Характерно, что решение о радикальных перестановках в Союзе и о «свержении» Прокопа было принято не в Доме писателей на Шпалерной, что было бы логично, а партгруппой правления СП Ленинграда в Смольном.
Через несколько дней после успешного завершения рокировки писатель, драматург, лауреат Сталинской премии Юрий Павлович Герман официально сообщил коллегам: «Вчера в Обкоме партии в атмосфере взаимного доверия, искренности и деловитости партгруппа Правления пришла к выводу, что Первым секретарём Союза мы должны избрать нашего старого и верного друга товарища Дудина М.А. Нам кажется, что дела наши пойдут хорошо, если М. Дудин будет Первым секретарём».
Вполне возможно, что у советских литературных генералов после устранения А.А. Прокофьева дела на самом деле пошли хорошо, вернее сказать, еще лучше пошли…
Однако мы вернемся в март 1964 года, чтобы поприсутствовать на втором действии трагифарса и посмотреть, как же пошли дела у подсудимого Бродского Иосифа Александровича.
Эписодий Девятый
Действие второе. 13 марта
Место действия: клуб 15-го ремонтно-строительного управления на Фонтанке, 22.
Интерьер – большой зал со сценой.
Ряды откидных кресел. В таких залах обычно проводят общие партийные собрания, торжественные мероприятия, смотры художественной самодеятельности, а также новогодние елки для детей сотрудников предприятия.
К двери кнопками прикреплено сделанное от руки объявление «Суд над тунеядцем Бродским».
К уже известным нам действующим лицам прибавились:
Переводчик, литературовед Владимир Адмони (1909–1993)

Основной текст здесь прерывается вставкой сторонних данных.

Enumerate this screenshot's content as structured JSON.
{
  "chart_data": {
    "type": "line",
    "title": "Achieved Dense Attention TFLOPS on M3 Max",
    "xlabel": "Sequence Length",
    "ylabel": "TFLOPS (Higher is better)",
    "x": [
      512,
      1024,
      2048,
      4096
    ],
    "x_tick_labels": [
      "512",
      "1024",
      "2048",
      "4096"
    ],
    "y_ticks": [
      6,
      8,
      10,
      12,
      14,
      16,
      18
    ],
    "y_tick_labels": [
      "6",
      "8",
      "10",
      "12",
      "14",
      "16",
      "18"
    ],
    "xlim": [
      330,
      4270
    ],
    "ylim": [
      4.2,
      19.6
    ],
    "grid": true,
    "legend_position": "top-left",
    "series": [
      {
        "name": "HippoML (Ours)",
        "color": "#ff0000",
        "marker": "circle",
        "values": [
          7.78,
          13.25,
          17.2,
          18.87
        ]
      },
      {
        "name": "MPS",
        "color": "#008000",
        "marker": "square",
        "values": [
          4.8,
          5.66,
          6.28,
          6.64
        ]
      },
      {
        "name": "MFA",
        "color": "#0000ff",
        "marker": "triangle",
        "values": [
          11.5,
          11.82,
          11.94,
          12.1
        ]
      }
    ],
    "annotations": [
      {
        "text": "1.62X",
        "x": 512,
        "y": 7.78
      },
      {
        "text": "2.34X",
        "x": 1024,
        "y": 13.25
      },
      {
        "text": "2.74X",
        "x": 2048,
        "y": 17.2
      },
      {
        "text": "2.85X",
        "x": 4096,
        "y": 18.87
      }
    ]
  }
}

Писатель Евгений Воеводин (1928–1981)
А также:
Заседатели Т. Тяглый и М. Лебедева
Общественный обвинитель Ф. Сорокин
Начальник Ленинградского Дома обороны И. Смирнов
Заместитель директора Эрмитажа П. Логунов
Трубоукладчик УНР-20 П. Денисов
Пенсионер А. Николаев
Преподавательница марксизма-ленинизма в училище имени Мухиной Р. Ромашова (к сожалению, никакой дополнительной информации об упомянутых только по фамилии участниках трагифарса, кроме места их работы, обнаружить не удалось).

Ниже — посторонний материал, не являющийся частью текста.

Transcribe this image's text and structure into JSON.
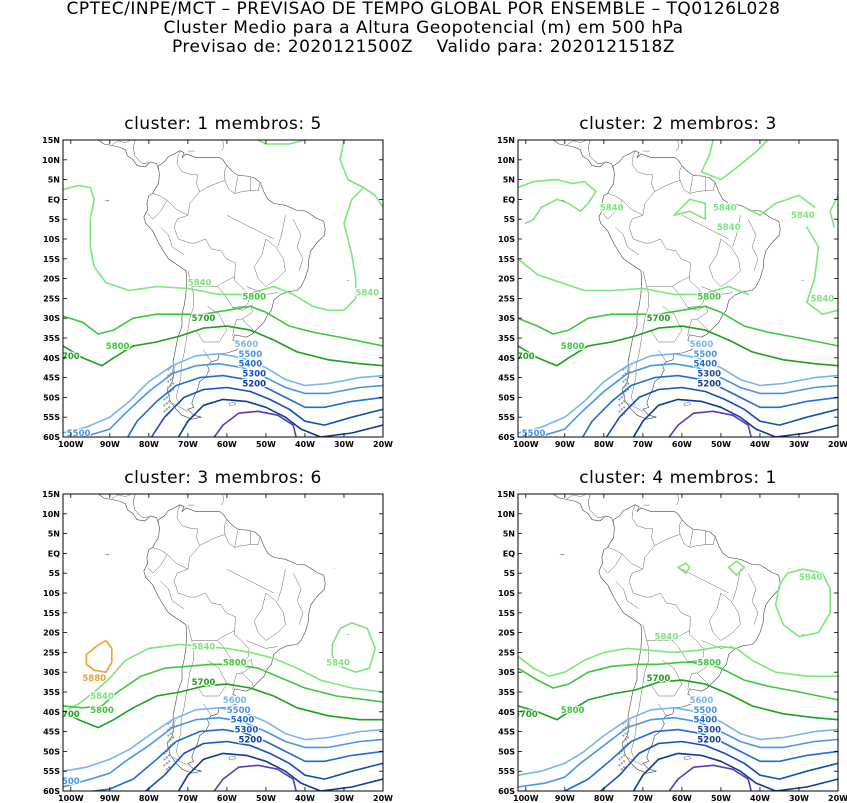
{
  "header": {
    "line1": "CPTEC/INPE/MCT – PREVISAO DE TEMPO GLOBAL POR ENSEMBLE – TQ0126L028",
    "line2": "Cluster Medio para a Altura Geopotencial (m) em 500 hPa",
    "line3": "Previsao de: 2020121500Z    Valido para: 2020121518Z"
  },
  "panels": [
    {
      "title": "cluster: 1   membros: 5"
    },
    {
      "title": "cluster: 2   membros: 3"
    },
    {
      "title": "cluster: 3   membros: 6"
    },
    {
      "title": "cluster: 4   membros: 1"
    }
  ],
  "axes": {
    "lat_labels": [
      "15N",
      "10N",
      "5N",
      "EQ",
      "5S",
      "10S",
      "15S",
      "20S",
      "25S",
      "30S",
      "35S",
      "40S",
      "45S",
      "50S",
      "55S",
      "60S"
    ],
    "lon_labels": [
      "100W",
      "90W",
      "80W",
      "70W",
      "60W",
      "50W",
      "40W",
      "30W",
      "20W"
    ]
  },
  "colors": {
    "c5880": "#f0a030",
    "c5840": "#7ce67c",
    "c5800": "#3cc83c",
    "c5700": "#1ea01e",
    "c5600": "#78b4f0",
    "c5500": "#4696e6",
    "c5400": "#1e6ed2",
    "c5300": "#1450b4",
    "c5200": "#0a3c96",
    "c5100": "#5a3cb4"
  },
  "contour_labels": {
    "p1": [
      "5840",
      "5840",
      "5800",
      "5700",
      "5800",
      "5600",
      "5500",
      "5400",
      "5300",
      "5200",
      "5500",
      "700",
      "5400"
    ],
    "p2": [
      "5840",
      "5840",
      "5840",
      "5840",
      "5840",
      "5800",
      "5700",
      "5800",
      "5600",
      "5500",
      "5400",
      "5300",
      "5200",
      "5500",
      "700",
      "5400"
    ],
    "p3": [
      "5880",
      "5840",
      "5840",
      "5840",
      "5800",
      "5800",
      "5700",
      "5600",
      "5500",
      "5400",
      "5300",
      "5200",
      "700",
      "500"
    ],
    "p4": [
      "5840",
      "5840",
      "5800",
      "5700",
      "5800",
      "5600",
      "5500",
      "5400",
      "5300",
      "5200",
      "5700",
      "5400"
    ]
  }
}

Присутствующие в зале переговариваются, слышен смех, хлопают откидные кресла. Однако при появлении судьи Екатерины Савельевой все замолкают.
Сегодня она подчеркнуто строга: поверх горчичного цвета блузки со стоячим, туго застегнутом под самым подбородком воротником, надет серый в мелкую клетку пиджак.

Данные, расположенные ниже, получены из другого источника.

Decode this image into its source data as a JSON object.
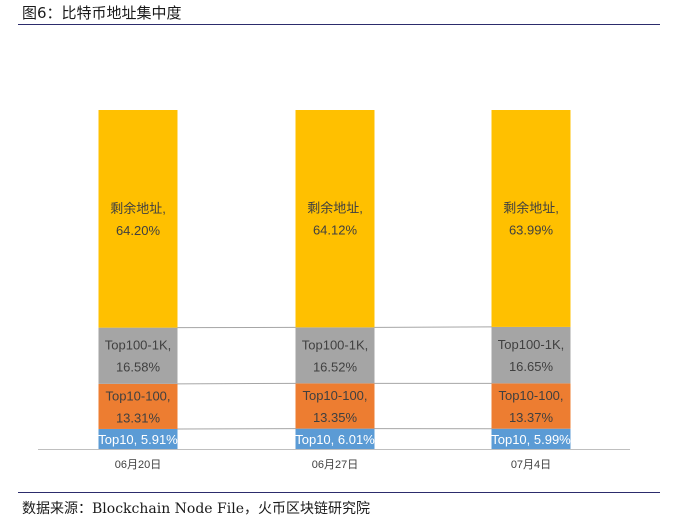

Иосиф тут же вспоминает историчку Лидию Васильевну Лисицыну и совершенно искренне не понимает, почему на лацкане пиджака Савельевой нет ордена Ленина.
Когда Лисицына начинала орать на учеников, потому что они не сделали домашнее задание или плохо вели себя в классе, Ленин вместе с орденом начинал дрожать, трепетать, будто боялся этого истошного крика. Впрочем, это было неправдой, потому что Владимир Ильич никого не боялся, тем более какого-то там секретаря парторганизации школы № 181 в Соляном переулке. Это Лисицына должна была его бояться!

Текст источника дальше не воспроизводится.